NVME SSDs are very popular right now and they often boast specs that make it seem like they are significantly faster than traditional SATA SSDs. However, the reality is that in most real-world scenarios, NVME SSDs don’t offer that much of a performance advantage over SATA SSDs.
However, there are instances where NVME SSDs do make sense.
The big advantage that NVME SSDs have is in their superior Sequential read and write speeds. Sequential read and write speeds won’t give a huge performance boost in transferring smaller files, but they do help in transferring larger files. So, for video editors, or anyone working with large files, an NVME can offer a performance boost that is worth paying for.

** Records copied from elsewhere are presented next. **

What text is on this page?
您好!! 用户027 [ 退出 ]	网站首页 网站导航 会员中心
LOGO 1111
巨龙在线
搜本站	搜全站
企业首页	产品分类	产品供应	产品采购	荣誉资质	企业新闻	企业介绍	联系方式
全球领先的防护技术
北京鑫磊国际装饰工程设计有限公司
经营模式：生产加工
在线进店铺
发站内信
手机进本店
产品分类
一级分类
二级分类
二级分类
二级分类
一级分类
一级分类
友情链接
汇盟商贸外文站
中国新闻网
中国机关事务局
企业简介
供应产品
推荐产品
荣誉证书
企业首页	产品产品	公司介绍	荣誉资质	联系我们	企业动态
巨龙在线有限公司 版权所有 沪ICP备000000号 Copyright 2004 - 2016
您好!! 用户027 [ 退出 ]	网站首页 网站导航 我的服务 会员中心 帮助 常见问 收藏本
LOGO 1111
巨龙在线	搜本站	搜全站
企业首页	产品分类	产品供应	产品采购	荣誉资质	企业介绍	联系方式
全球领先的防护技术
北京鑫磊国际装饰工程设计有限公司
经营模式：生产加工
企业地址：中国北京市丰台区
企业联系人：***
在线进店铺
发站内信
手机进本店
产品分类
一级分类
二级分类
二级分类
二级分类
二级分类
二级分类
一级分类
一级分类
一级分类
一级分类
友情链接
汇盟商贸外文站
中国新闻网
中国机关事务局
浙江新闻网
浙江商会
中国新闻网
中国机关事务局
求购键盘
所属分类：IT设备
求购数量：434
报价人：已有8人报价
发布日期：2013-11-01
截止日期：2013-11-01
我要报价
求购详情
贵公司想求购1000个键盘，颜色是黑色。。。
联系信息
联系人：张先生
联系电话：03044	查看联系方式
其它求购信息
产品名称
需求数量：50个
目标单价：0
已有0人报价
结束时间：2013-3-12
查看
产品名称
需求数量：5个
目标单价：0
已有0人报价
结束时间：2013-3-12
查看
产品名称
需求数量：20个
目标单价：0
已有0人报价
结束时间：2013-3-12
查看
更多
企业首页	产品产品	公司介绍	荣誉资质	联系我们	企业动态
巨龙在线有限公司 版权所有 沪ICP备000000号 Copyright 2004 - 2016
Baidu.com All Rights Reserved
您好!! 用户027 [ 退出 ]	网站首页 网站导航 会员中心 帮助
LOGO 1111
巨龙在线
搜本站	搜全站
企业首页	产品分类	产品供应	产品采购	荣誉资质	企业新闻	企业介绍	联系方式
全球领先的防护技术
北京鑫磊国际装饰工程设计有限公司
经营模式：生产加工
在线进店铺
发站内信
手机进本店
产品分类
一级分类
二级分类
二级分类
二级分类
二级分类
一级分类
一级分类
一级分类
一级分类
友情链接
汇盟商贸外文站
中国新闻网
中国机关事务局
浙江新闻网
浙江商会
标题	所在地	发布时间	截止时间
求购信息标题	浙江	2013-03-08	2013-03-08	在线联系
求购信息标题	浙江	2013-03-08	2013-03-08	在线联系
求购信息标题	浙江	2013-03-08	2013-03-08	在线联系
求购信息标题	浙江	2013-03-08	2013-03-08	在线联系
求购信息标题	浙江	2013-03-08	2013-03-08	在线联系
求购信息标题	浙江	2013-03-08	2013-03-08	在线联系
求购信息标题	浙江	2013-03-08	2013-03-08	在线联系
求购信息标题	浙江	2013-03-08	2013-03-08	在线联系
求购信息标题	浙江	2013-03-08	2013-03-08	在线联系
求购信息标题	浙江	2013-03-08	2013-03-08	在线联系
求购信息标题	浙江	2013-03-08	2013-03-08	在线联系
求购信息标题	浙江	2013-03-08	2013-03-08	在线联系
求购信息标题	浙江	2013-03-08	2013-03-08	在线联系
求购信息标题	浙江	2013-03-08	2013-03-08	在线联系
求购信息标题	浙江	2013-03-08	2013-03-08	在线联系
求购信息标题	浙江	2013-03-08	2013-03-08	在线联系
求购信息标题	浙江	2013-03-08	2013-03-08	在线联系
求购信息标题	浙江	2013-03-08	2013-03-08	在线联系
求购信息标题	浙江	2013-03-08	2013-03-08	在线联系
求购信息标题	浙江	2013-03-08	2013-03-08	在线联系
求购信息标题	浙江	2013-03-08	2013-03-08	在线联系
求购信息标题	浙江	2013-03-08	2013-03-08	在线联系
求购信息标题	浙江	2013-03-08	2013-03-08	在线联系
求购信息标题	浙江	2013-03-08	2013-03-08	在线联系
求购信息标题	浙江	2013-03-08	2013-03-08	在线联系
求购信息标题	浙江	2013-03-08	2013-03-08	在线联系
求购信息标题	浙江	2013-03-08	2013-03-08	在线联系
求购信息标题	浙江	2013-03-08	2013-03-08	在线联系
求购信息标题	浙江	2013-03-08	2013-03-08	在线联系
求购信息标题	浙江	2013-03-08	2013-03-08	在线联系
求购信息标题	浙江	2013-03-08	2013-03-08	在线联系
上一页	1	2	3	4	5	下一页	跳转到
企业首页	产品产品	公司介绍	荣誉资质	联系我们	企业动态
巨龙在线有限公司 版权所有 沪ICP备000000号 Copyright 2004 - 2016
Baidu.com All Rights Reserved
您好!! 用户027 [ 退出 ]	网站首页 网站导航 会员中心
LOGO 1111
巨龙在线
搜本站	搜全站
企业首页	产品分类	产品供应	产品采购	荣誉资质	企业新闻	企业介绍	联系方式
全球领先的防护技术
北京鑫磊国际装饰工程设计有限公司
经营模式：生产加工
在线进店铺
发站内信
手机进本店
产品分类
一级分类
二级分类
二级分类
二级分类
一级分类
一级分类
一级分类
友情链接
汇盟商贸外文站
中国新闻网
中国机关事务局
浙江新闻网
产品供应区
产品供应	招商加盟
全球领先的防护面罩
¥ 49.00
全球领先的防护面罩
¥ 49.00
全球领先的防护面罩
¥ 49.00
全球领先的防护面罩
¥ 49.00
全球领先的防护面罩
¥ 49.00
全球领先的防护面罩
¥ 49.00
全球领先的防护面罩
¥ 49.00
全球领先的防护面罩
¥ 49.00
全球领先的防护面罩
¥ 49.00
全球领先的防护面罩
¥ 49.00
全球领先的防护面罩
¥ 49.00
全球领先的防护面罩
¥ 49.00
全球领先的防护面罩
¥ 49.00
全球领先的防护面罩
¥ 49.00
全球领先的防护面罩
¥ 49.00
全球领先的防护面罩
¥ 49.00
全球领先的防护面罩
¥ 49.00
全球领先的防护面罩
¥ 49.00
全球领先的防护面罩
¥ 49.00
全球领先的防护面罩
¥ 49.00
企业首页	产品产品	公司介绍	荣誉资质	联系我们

And, since NVME drives aren’t significantly more expensive than their SATA counterparts, it won’t be detrimental to your budget to purchase an NVME SSD over a SATA SSD in order to gain that performance boost when transferring large files.
Another small advantage of NVME SSDs, in my opinion, is that they do not require the use of SATA cables. If you’re looking to build a new computer and aesthetics and cable management is important to you, the use of an NVME SSD over a traditional SATA SSD effectively eliminates the need for two cables inside of your system.
That might be an insignificant factor for some, but for others, that fact along with the higher sequential read and write speeds might be enough to sway them to an NVME SSD.
A hybrid drive takes the benefits of an SSD and combines them with the value-per-capacity of a mechanical hard drive. A solid state hybrid drive (or SSHD) is essentially a mechanical hard drive with a small SSD built onto it.
Hybrid drives work similar to how a CPUs cache and RAM work together. A CPUs cache will hold frequently-used data so that if the CPU needs it, it can easily access it. However, as a CPU’s cache is often very small, a lot of frequently-used data is stored in a system’s RAM. Data takes longer to access from RAM, but RAM has a higher capacity to store more data.
On a hybrid drive, the idea is that the SSD portion of the drive will hold more frequently-used data so that it can be accessed more quickly, while the hard drive portion of the drive will be used to store less-used data.
So, the key of a hybrid drive is in its prioritization of what data gets stored on the SSD portion of the drive and what portion of data gets stored on the mechanical portion of the drive.
Essentially, SSHDs aren’t as fast as SSDs, but they do cost less per GB. And, SSHDs are faster than traditional mechanical hard drives, but they do cost more per GB.
Which Storage Option/Configuration is Best for Your Needs?
While buying an SSD and/or HDD isn’t as complicated of a process in comparison to purchasing other PC components, there are still some factors that you need to consider when choosing a storage device for your system. In this guide, we’ve given you six different factors to consider to help you choose the right SSD (or hard drive) for your needs.